Untuk merealisasikan itu, kata dia, pihaknya akan mewajibkan nahkoda tim yang akan berlayar ke Beras Basah untuk membawa pulang satu atau dua kresek sampah, untuk dibuang ke penampungan sementara.
“Sedangkan untuk ketersediaan air bersih kami bisa akomodir, jika itu menjadi kendalanya. Kami bisa sediakan jerigen atau bahkan tandon untuk mencukupi air bersih disana. Sistemnya bisa kita angkut dari darat melalui anggota-anggota yang menuju kesana nantinya,” jelasnya.
Dia juga menambahkan, hal tersebut sudah beberapa kali ia usulkan, tetapi tidak menuai tanggapan dari pihak pemerintahan. Menurutnya, jika hanya kotor sebagai dasar alasan untuk ditutupnya pulau Beras Basah, itu tidak etis.
“Wacana dari pemerintah ditutupnya beras basah kan karena kotor dan Pendapatan Asli Daerah (PAD) yang tidak maksimal dihasilkan dari sektor pariwisata. Apakah itu 100 persen salah masyarakat. Saya rasa ketidak sanggupan pemerintah mengelola itu, malah dibebankan kepada kami,” terangnya.

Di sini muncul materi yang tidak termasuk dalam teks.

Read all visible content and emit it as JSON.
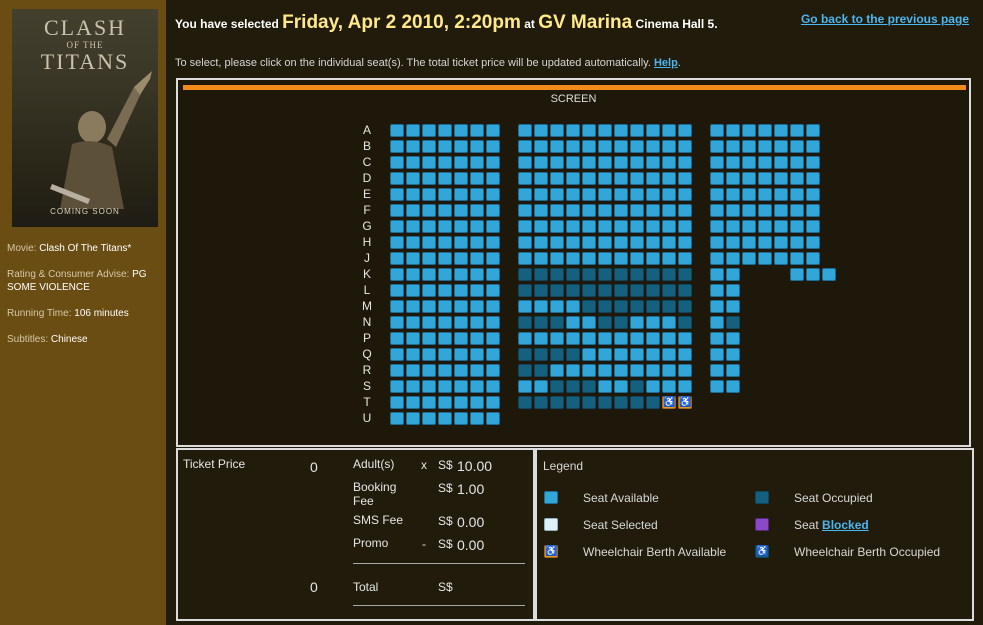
{
  "sidebar": {
    "poster": {
      "title_line1": "CLASH",
      "title_line2": "OF THE",
      "title_line3": "TITANS",
      "caption": "COMING SOON"
    },
    "movie_label": "Movie:",
    "movie_value": "Clash Of The Titans*",
    "rating_label": "Rating & Consumer Advise:",
    "rating_value": "PG",
    "rating_advice": "SOME VIOLENCE",
    "runtime_label": "Running Time:",
    "runtime_value": "106 minutes",
    "subtitles_label": "Subtitles:",
    "subtitles_value": "Chinese"
  },
  "header": {
    "selected_prefix": "You have selected",
    "datetime": "Friday, Apr 2 2010, 2:20pm",
    "at": "at",
    "venue": "GV Marina",
    "hall": "Cinema Hall 5.",
    "back_link": "Go back to the previous page",
    "instruction": "To select, please click on the individual seat(s). The total ticket price will be updated automatically.",
    "help_link": "Help",
    "period": "."
  },
  "seatmap": {
    "screen_label": "SCREEN",
    "rows": [
      {
        "label": "A",
        "seats": "AAAAAAA.AAAAAAAAAAA.AAAAAAA"
      },
      {
        "label": "B",
        "seats": "AAAAAAA.AAAAAAAAAAA.AAAAAAA"
      },
      {
        "label": "C",
        "seats": "AAAAAAA.AAAAAAAAAAA.AAAAAAA"
      },
      {
        "label": "D",
        "seats": "AAAAAAA.AAAAAAAAAAA.AAAAAAA"
      },
      {
        "label": "E",
        "seats": "AAAAAAA.AAAAAAAAAAA.AAAAAAA"
      },
      {
        "label": "F",
        "seats": "AAAAAAA.AAAAAAAAAAA.AAAAAAA"
      },
      {
        "label": "G",
        "seats": "AAAAAAA.AAAAAAAAAAA.AAAAAAA"
      },
      {
        "label": "H",
        "seats": "AAAAAAA.AAAAAAAAAAA.AAAAAAA"
      },
      {
        "label": "J",
        "seats": "AAAAAAA.AAAAAAAAAAA.AAAAAAA"
      },
      {
        "label": "K",
        "seats": "AAAAAAA.OOOOOOOOOOO.AA...AAA"
      },
      {
        "label": "L",
        "seats": "AAAAAAA.OOOOOOOOOOO.AA"
      },
      {
        "label": "M",
        "seats": "AAAAAAA.AAAAOOOOOOO.AA"
      },
      {
        "label": "N",
        "seats": "AAAAAAA.OOOAAOOAAAO.AO"
      },
      {
        "label": "P",
        "seats": "AAAAAAA.AAAAAAAAAAA.AA"
      },
      {
        "label": "Q",
        "seats": "AAAAAAA.OOOOAAAAAAA.AA"
      },
      {
        "label": "R",
        "seats": "AAAAAAA.OOAAAAAAAAA.AA"
      },
      {
        "label": "S",
        "seats": "AAAAAAA.AAOOOAAOAAA.AA"
      },
      {
        "label": "T",
        "seats": "AAAAAAA.OOOOOOOOOWW"
      },
      {
        "label": "U",
        "seats": "AAAAAAA"
      }
    ]
  },
  "price": {
    "ticket_price_label": "Ticket Price",
    "qty": "0",
    "adult_label": "Adult(s)",
    "x": "x",
    "adult_currency": "S$",
    "adult_price": "10.00",
    "booking_label": "Booking Fee",
    "booking_currency": "S$",
    "booking_price": "1.00",
    "sms_label": "SMS Fee",
    "sms_currency": "S$",
    "sms_price": "0.00",
    "promo_label": "Promo",
    "promo_sign": "-",
    "promo_currency": "S$",
    "promo_price": "0.00",
    "total_qty": "0",
    "total_label": "Total",
    "total_currency": "S$"
  },
  "legend": {
    "title": "Legend",
    "available": "Seat Available",
    "occupied": "Seat Occupied",
    "selected": "Seat Selected",
    "blocked_prefix": "Seat",
    "blocked_link": "Blocked",
    "wheel_available": "Wheelchair Berth Available",
    "wheel_occupied": "Wheelchair Berth Occupied",
    "wheel_glyph": "♿"
  }
}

Bilhogen menjelaskan, apapun keputusan pemerintah bersama Pertamina, pihaknya akan tetap patuh. Dengan catatan, tidak mematikan penghasilan yang pihaknya telah jalani selama bertahun-tahun.

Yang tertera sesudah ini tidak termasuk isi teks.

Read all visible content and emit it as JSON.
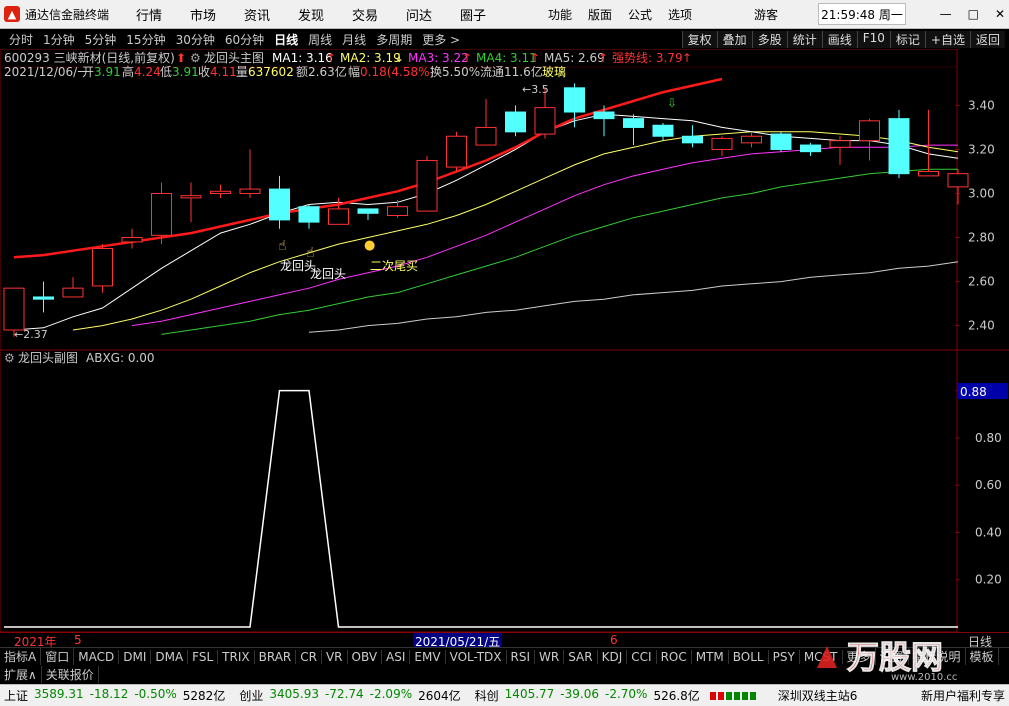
{
  "app": {
    "title": "通达信金融终端"
  },
  "menu": [
    "行情",
    "市场",
    "资讯",
    "发现",
    "交易",
    "问达",
    "圈子"
  ],
  "menu_right": [
    "功能",
    "版面",
    "公式",
    "选项"
  ],
  "guest": "游客",
  "clock": "21:59:48 周一",
  "period_tabs": [
    "分时",
    "1分钟",
    "5分钟",
    "15分钟",
    "30分钟",
    "60分钟",
    "日线",
    "周线",
    "月线",
    "多周期",
    "更多 >"
  ],
  "active_period": "日线",
  "right_tools": [
    "复权",
    "叠加",
    "多股",
    "统计",
    "画线",
    "F10",
    "标记",
    "+自选",
    "返回"
  ],
  "stock": {
    "header1": "600293 三峡新材(日线,前复权)",
    "indicator_name": "龙回头主图",
    "ma1": "MA1: 3.16",
    "ma2": "MA2: 3.19",
    "ma3": "MA3: 3.22",
    "ma4": "MA4: 3.11",
    "ma5": "MA5: 2.69",
    "strong": "强势线: 3.79",
    "date": "2021/12/06/一",
    "open_l": "开",
    "open": "3.91",
    "high_l": "高",
    "high": "4.24",
    "low_l": "低",
    "low": "3.91",
    "close_l": "收",
    "close": "4.11",
    "vol_l": "量",
    "vol": "637602",
    "amt": "额2.63亿",
    "chg_l": "幅",
    "chg": "0.18(4.58%)",
    "turn": "换5.50%",
    "float": "流通11.6亿",
    "sector": "玻璃"
  },
  "signals": {
    "s1": "龙回头",
    "s2": "龙回头",
    "s3": "二次尾买",
    "low_label": "2.37",
    "high_label": "3.5"
  },
  "sub": {
    "name": "龙回头副图",
    "abxg": "ABXG: 0.00",
    "current": "0.88"
  },
  "price_axis": [
    "3.40",
    "3.20",
    "3.00",
    "2.80",
    "2.60",
    "2.40"
  ],
  "sub_axis": [
    "1.00",
    "0.80",
    "0.60",
    "0.40",
    "0.20"
  ],
  "time_axis": {
    "year": "2021年",
    "m5": "5",
    "cursor": "2021/05/21/五",
    "m6": "6",
    "label": "日线"
  },
  "indicator_tabs": [
    "指标A",
    "窗口",
    "MACD",
    "DMI",
    "DMA",
    "FSL",
    "TRIX",
    "BRAR",
    "CR",
    "VR",
    "OBV",
    "ASI",
    "EMV",
    "VOL-TDX",
    "RSI",
    "WR",
    "SAR",
    "KDJ",
    "CCI",
    "ROC",
    "MTM",
    "BOLL",
    "PSY",
    "MCST",
    "更多",
    "设置",
    "指标说明",
    "模板"
  ],
  "tabs2": [
    "扩展∧",
    "关联报价"
  ],
  "status": {
    "sh_l": "上证",
    "sh": "3589.31",
    "sh_c": "-18.12",
    "sh_p": "-0.50%",
    "sh_a": "5282亿",
    "cy_l": "创业",
    "cy": "3405.93",
    "cy_c": "-72.74",
    "cy_p": "-2.09%",
    "cy_a": "2604亿",
    "kc_l": "科创",
    "kc": "1405.77",
    "kc_c": "-39.06",
    "kc_p": "-2.70%",
    "kc_a": "526.8亿",
    "server": "深圳双线主站6",
    "promo": "新用户福利专享"
  },
  "watermark": {
    "text": "万股网",
    "url": "www.2010.cc"
  },
  "colors": {
    "up": "#ff3333",
    "down": "#54ffff",
    "ma1": "#ffffff",
    "ma2": "#ffff66",
    "ma3": "#ff33ff",
    "ma4": "#33cc33",
    "ma5": "#cccccc",
    "strong": "#ff1a1a"
  },
  "chart_data": {
    "type": "candlestick",
    "y_range": [
      2.33,
      3.52
    ],
    "candles": [
      {
        "o": 2.38,
        "c": 2.57,
        "h": 2.57,
        "l": 2.35
      },
      {
        "o": 2.53,
        "c": 2.52,
        "h": 2.6,
        "l": 2.46
      },
      {
        "o": 2.53,
        "c": 2.57,
        "h": 2.62,
        "l": 2.53
      },
      {
        "o": 2.58,
        "c": 2.75,
        "h": 2.77,
        "l": 2.55
      },
      {
        "o": 2.78,
        "c": 2.8,
        "h": 2.84,
        "l": 2.75
      },
      {
        "o": 2.81,
        "c": 3.0,
        "h": 3.05,
        "l": 2.77
      },
      {
        "o": 2.98,
        "c": 2.99,
        "h": 3.05,
        "l": 2.87
      },
      {
        "o": 3.0,
        "c": 3.01,
        "h": 3.04,
        "l": 2.98
      },
      {
        "o": 3.0,
        "c": 3.02,
        "h": 3.2,
        "l": 2.98
      },
      {
        "o": 3.02,
        "c": 2.88,
        "h": 3.08,
        "l": 2.84
      },
      {
        "o": 2.94,
        "c": 2.87,
        "h": 2.95,
        "l": 2.84
      },
      {
        "o": 2.86,
        "c": 2.93,
        "h": 2.98,
        "l": 2.86
      },
      {
        "o": 2.93,
        "c": 2.91,
        "h": 2.93,
        "l": 2.88
      },
      {
        "o": 2.9,
        "c": 2.94,
        "h": 2.97,
        "l": 2.89
      },
      {
        "o": 2.92,
        "c": 3.15,
        "h": 3.17,
        "l": 2.92
      },
      {
        "o": 3.12,
        "c": 3.26,
        "h": 3.28,
        "l": 3.1
      },
      {
        "o": 3.22,
        "c": 3.3,
        "h": 3.43,
        "l": 3.22
      },
      {
        "o": 3.37,
        "c": 3.28,
        "h": 3.4,
        "l": 3.26
      },
      {
        "o": 3.27,
        "c": 3.39,
        "h": 3.48,
        "l": 3.25
      },
      {
        "o": 3.48,
        "c": 3.37,
        "h": 3.5,
        "l": 3.3
      },
      {
        "o": 3.37,
        "c": 3.34,
        "h": 3.4,
        "l": 3.26
      },
      {
        "o": 3.34,
        "c": 3.3,
        "h": 3.36,
        "l": 3.22
      },
      {
        "o": 3.31,
        "c": 3.26,
        "h": 3.32,
        "l": 3.24
      },
      {
        "o": 3.26,
        "c": 3.23,
        "h": 3.31,
        "l": 3.21
      },
      {
        "o": 3.2,
        "c": 3.25,
        "h": 3.26,
        "l": 3.17
      },
      {
        "o": 3.23,
        "c": 3.26,
        "h": 3.28,
        "l": 3.21
      },
      {
        "o": 3.27,
        "c": 3.2,
        "h": 3.28,
        "l": 3.19
      },
      {
        "o": 3.22,
        "c": 3.19,
        "h": 3.23,
        "l": 3.17
      },
      {
        "o": 3.21,
        "c": 3.24,
        "h": 3.26,
        "l": 3.13
      },
      {
        "o": 3.24,
        "c": 3.33,
        "h": 3.34,
        "l": 3.15
      },
      {
        "o": 3.34,
        "c": 3.09,
        "h": 3.38,
        "l": 3.07
      },
      {
        "o": 3.08,
        "c": 3.1,
        "h": 3.38,
        "l": 3.08
      },
      {
        "o": 3.03,
        "c": 3.09,
        "h": 3.11,
        "l": 2.95
      }
    ],
    "ma1": [
      2.38,
      2.39,
      2.44,
      2.48,
      2.57,
      2.66,
      2.74,
      2.82,
      2.86,
      2.91,
      2.95,
      2.96,
      2.95,
      2.96,
      3.0,
      3.06,
      3.13,
      3.2,
      3.28,
      3.33,
      3.36,
      3.35,
      3.34,
      3.33,
      3.3,
      3.28,
      3.26,
      3.25,
      3.24,
      3.24,
      3.22,
      3.18,
      3.16
    ],
    "ma2": [
      null,
      null,
      2.38,
      2.4,
      2.43,
      2.47,
      2.52,
      2.58,
      2.64,
      2.69,
      2.73,
      2.77,
      2.8,
      2.83,
      2.86,
      2.9,
      2.95,
      3.01,
      3.07,
      3.13,
      3.18,
      3.21,
      3.24,
      3.26,
      3.27,
      3.28,
      3.28,
      3.28,
      3.27,
      3.26,
      3.24,
      3.21,
      3.19
    ],
    "ma3": [
      null,
      null,
      null,
      null,
      2.4,
      2.42,
      2.45,
      2.48,
      2.51,
      2.54,
      2.57,
      2.61,
      2.64,
      2.67,
      2.71,
      2.76,
      2.81,
      2.87,
      2.93,
      2.99,
      3.04,
      3.08,
      3.11,
      3.14,
      3.16,
      3.18,
      3.19,
      3.2,
      3.21,
      3.21,
      3.21,
      3.22,
      3.22
    ],
    "ma4": [
      null,
      null,
      null,
      null,
      null,
      2.36,
      2.38,
      2.4,
      2.42,
      2.45,
      2.47,
      2.5,
      2.53,
      2.55,
      2.59,
      2.63,
      2.67,
      2.71,
      2.76,
      2.81,
      2.85,
      2.89,
      2.92,
      2.95,
      2.98,
      3.0,
      3.03,
      3.05,
      3.07,
      3.09,
      3.1,
      3.11,
      3.11
    ],
    "ma5": [
      null,
      null,
      null,
      null,
      null,
      null,
      null,
      null,
      null,
      null,
      2.37,
      2.38,
      2.4,
      2.41,
      2.43,
      2.44,
      2.46,
      2.47,
      2.49,
      2.51,
      2.52,
      2.54,
      2.55,
      2.56,
      2.58,
      2.59,
      2.6,
      2.62,
      2.63,
      2.64,
      2.66,
      2.67,
      2.69
    ],
    "strong": [
      2.71,
      2.72,
      2.74,
      2.76,
      2.78,
      2.8,
      2.82,
      2.85,
      2.88,
      2.91,
      2.93,
      2.95,
      2.98,
      3.01,
      3.05,
      3.1,
      3.15,
      3.21,
      3.28,
      3.34,
      3.38,
      3.42,
      3.46,
      3.49,
      3.52,
      null,
      null,
      null,
      null,
      null,
      null,
      null,
      null
    ],
    "sub_series": [
      0,
      0,
      0,
      0,
      0,
      0,
      0,
      0,
      0,
      1,
      1,
      0,
      0,
      0,
      0,
      0,
      0,
      0,
      0,
      0,
      0,
      0,
      0,
      0,
      0,
      0,
      0,
      0,
      0,
      0,
      0,
      0,
      0
    ],
    "sub_range": [
      0,
      1.1
    ]
  }
}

“Kita selaku rakyat kecil wajib ikut aturan pemerintah, apapun keputusannya walaupun harus ditutup kami siap, selama ada solusi buat kita agar bisa tetap hidup, bisa mendapat penghasilan. Ya, harapannya pemerintah dan Pertamina juga tetap berjalan, dan kita pun juga tetap berjalan, dengan tetap menghasilkan untuk keberlangsungan hidup,” tutupnya.